Her record will not help her much in this ecumenical endeavor. During her two presidential terms Bachelet demonstrated that she may suffer from an obstinate myopia when it comes to the excesses committed by her ideological colleagues who rule in Venezuela, Nicaragua and, above all, in Havana’s Plaza of the Revolution.
In the long years she was in charge of the solid Chilean democracy, her criticisms were rather lukewarm or nonexistent towards the leftist populisms that repressed their dissidents. With a few exceptions, the president preferred not to annoy her fellow utopians and opted for the strategy of looking away.

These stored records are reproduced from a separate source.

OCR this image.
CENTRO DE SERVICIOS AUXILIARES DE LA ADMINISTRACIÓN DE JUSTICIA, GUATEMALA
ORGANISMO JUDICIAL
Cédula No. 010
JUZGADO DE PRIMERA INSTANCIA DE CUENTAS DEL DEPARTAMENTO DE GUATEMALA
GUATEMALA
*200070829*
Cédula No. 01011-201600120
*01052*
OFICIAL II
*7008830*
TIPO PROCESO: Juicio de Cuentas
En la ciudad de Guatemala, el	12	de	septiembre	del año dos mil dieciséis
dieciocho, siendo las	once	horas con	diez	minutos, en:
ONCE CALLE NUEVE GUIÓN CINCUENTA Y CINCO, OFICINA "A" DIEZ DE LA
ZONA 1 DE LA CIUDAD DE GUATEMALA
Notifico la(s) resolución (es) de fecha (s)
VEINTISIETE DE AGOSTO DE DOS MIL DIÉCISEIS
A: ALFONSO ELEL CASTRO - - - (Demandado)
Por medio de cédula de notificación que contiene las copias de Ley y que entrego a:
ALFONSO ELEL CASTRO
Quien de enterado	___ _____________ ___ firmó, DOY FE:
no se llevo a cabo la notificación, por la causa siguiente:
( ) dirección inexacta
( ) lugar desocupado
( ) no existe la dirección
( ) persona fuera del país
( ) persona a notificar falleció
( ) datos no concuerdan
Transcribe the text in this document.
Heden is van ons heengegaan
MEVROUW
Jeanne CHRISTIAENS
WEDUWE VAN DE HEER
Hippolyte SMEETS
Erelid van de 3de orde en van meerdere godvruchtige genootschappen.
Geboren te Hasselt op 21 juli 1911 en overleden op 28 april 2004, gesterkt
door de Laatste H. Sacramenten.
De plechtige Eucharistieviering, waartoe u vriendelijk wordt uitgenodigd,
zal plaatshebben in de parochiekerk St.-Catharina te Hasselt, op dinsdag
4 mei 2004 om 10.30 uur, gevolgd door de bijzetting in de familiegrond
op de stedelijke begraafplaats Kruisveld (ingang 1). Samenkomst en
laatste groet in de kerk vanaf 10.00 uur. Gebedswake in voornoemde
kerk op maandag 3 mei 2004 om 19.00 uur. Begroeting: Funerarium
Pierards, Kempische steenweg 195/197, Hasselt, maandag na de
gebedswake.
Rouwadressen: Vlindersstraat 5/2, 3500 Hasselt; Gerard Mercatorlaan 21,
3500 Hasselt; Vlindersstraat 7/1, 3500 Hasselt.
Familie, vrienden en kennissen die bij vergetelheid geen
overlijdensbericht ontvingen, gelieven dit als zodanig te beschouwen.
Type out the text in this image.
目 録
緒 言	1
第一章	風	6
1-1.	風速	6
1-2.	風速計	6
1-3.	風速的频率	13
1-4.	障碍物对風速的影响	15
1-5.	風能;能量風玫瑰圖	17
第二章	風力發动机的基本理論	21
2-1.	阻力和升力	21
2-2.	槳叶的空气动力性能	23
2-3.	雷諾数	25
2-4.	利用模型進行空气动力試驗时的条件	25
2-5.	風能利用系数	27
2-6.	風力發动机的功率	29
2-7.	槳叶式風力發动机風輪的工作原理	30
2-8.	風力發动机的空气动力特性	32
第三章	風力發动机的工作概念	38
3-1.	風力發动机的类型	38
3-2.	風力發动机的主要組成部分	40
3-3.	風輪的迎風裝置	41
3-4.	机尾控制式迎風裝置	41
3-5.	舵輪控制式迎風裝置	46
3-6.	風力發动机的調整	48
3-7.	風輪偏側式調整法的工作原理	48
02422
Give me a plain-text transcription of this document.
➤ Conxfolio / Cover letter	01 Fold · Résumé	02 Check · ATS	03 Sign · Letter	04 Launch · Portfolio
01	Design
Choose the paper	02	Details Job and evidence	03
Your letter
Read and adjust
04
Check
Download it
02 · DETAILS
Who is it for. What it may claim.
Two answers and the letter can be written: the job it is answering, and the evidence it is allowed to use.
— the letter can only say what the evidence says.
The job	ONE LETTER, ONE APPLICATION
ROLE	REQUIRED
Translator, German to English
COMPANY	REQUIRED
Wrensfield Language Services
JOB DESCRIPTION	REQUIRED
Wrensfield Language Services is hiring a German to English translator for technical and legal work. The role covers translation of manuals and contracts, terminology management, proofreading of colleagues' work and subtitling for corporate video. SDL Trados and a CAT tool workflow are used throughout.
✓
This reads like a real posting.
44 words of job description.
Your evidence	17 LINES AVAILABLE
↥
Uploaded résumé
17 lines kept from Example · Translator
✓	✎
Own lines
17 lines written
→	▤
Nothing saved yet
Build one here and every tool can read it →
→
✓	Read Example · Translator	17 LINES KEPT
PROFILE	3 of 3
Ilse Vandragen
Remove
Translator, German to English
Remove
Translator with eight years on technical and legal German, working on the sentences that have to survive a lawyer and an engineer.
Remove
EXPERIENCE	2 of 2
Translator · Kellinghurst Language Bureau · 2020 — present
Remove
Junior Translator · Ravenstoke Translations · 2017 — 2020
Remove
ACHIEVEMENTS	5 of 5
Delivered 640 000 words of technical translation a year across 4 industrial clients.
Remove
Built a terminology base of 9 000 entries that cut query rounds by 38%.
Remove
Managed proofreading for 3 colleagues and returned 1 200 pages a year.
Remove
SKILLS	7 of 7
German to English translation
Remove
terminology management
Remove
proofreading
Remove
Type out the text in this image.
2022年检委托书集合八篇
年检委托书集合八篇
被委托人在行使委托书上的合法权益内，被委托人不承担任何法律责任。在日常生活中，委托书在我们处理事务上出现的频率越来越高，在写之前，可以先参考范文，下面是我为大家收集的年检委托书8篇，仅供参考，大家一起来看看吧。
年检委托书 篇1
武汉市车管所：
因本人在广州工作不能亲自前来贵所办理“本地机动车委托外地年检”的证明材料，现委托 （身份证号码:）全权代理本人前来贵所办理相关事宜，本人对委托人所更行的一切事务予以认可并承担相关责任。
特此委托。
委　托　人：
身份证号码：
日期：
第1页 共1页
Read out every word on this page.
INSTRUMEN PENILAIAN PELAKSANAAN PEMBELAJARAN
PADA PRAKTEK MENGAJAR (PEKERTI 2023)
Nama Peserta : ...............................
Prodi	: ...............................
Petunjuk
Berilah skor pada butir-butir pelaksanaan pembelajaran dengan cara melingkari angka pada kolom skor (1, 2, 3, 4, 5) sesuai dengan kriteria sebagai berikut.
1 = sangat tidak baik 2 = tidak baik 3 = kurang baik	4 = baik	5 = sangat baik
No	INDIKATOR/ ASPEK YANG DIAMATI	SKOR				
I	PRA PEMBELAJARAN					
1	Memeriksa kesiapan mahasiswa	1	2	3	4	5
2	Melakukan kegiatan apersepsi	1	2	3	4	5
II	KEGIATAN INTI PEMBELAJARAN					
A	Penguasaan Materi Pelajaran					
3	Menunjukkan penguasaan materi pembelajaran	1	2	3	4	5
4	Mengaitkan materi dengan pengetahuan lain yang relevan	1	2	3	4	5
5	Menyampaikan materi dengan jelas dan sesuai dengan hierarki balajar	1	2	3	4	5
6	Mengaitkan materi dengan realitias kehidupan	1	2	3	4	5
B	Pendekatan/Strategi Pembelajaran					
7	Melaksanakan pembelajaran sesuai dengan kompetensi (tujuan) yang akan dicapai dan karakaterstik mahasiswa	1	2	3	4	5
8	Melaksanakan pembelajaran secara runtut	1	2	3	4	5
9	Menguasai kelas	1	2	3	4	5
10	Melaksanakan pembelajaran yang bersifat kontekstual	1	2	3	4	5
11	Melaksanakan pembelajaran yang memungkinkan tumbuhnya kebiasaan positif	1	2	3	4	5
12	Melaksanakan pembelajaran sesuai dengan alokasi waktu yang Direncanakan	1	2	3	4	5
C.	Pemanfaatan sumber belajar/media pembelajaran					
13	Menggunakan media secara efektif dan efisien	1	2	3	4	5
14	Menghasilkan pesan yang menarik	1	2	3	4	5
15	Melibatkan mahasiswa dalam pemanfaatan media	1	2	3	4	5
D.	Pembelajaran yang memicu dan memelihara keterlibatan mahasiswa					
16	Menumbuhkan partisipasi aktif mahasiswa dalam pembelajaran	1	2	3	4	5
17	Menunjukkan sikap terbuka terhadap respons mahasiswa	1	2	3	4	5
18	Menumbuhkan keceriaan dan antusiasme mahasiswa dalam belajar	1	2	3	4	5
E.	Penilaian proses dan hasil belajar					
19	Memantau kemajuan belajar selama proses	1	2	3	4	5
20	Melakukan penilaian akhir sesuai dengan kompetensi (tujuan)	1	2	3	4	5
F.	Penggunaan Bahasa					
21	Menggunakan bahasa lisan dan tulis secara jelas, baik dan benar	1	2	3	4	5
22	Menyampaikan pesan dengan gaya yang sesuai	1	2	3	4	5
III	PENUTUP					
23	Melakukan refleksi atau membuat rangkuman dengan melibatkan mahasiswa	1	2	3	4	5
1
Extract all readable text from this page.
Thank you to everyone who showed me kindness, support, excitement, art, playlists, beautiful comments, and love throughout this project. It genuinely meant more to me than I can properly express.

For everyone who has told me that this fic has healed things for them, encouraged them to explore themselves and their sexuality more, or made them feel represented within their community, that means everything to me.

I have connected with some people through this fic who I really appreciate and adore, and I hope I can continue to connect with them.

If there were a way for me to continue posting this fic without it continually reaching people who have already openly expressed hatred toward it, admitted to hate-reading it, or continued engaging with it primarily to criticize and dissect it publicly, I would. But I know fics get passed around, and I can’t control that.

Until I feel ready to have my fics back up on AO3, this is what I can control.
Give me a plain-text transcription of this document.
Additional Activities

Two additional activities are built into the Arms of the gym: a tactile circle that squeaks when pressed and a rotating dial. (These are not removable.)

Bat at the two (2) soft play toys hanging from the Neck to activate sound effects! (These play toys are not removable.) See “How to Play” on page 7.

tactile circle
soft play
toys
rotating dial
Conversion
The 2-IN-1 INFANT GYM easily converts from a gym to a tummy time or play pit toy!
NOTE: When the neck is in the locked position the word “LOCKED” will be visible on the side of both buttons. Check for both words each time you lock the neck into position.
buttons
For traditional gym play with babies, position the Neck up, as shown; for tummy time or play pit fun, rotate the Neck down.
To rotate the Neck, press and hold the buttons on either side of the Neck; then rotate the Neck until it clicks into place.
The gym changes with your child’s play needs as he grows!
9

A few weeks before handing over the presidential sash to Sebastián Piñera, she arrived in Cuba on a trip that could only be understood as that of the practitioner of a creed to the temple from which it spreads its doctrine. Although both countries’ official spoke of a visit to strengthen commercial ties, in reality that visit had all the traces of a renewal of support Castroism.
The appointment of a friend of the Plaza of the Revolution to a position much coveted by Havana is not the result of chance. In it we sense the influence of Cuban diplomacy and its ability to move in the UN corridors, applying pressure, buying loyalties and votes, to pave the way to make the Chilean president to the High Commissioner for Human Rights.
The appointment of Bachelet is a magnificent opportunity for Havana because it needs international support to compensate for the weakening of its regional alliances within the Bolivarian Alliance for the Peoples of Our America (ALBA) and the Community of Latin American and Caribbean States (CELAC).
It is also an opportunity for Havana’s allies, who are experiencing difficult moments and doing everything possible to avoid international condemnations for their repressive actions. This is the case for Nicaragua, where Daniel Ortega, the former guerrilla turned Caudillo, has met popular revolts with fire and. Something similar is happening in Venezuela, which is experiencing a terrible humanitarian crisis while the Miraflores Palace resorts to a more aggressive, exclusive and disparate discourse.
In Cuba itself, the organizations of the United Nations system tend to align themselves with the Government instead of taking note of the denunciations by citizens against the iron control of the Communist Party. Can this change with the appointment of the former Socialist president at the head of the ONCHR?
If she hasn’t done so before, why would Bachelet now criticize her old friends in olive green? Why would she denounce acts of repudiation against dissidents, arbitrary arrests or the control exercised by the authorities over the lives of millions of Cubans?
Instead of speaking out about the violations of the political rights of an entire population, Michelle Bachelet has dedicated herself for many years to extolling the supposed achievements in Cuban healthcare and education of which barely a mirage remain. There is no reason to think that she will change her discourse from the UN watchtower.
She can always justify her silence and her inaction with the argument that she is very busy with the multiple complaints that will come from so many other places on the planet.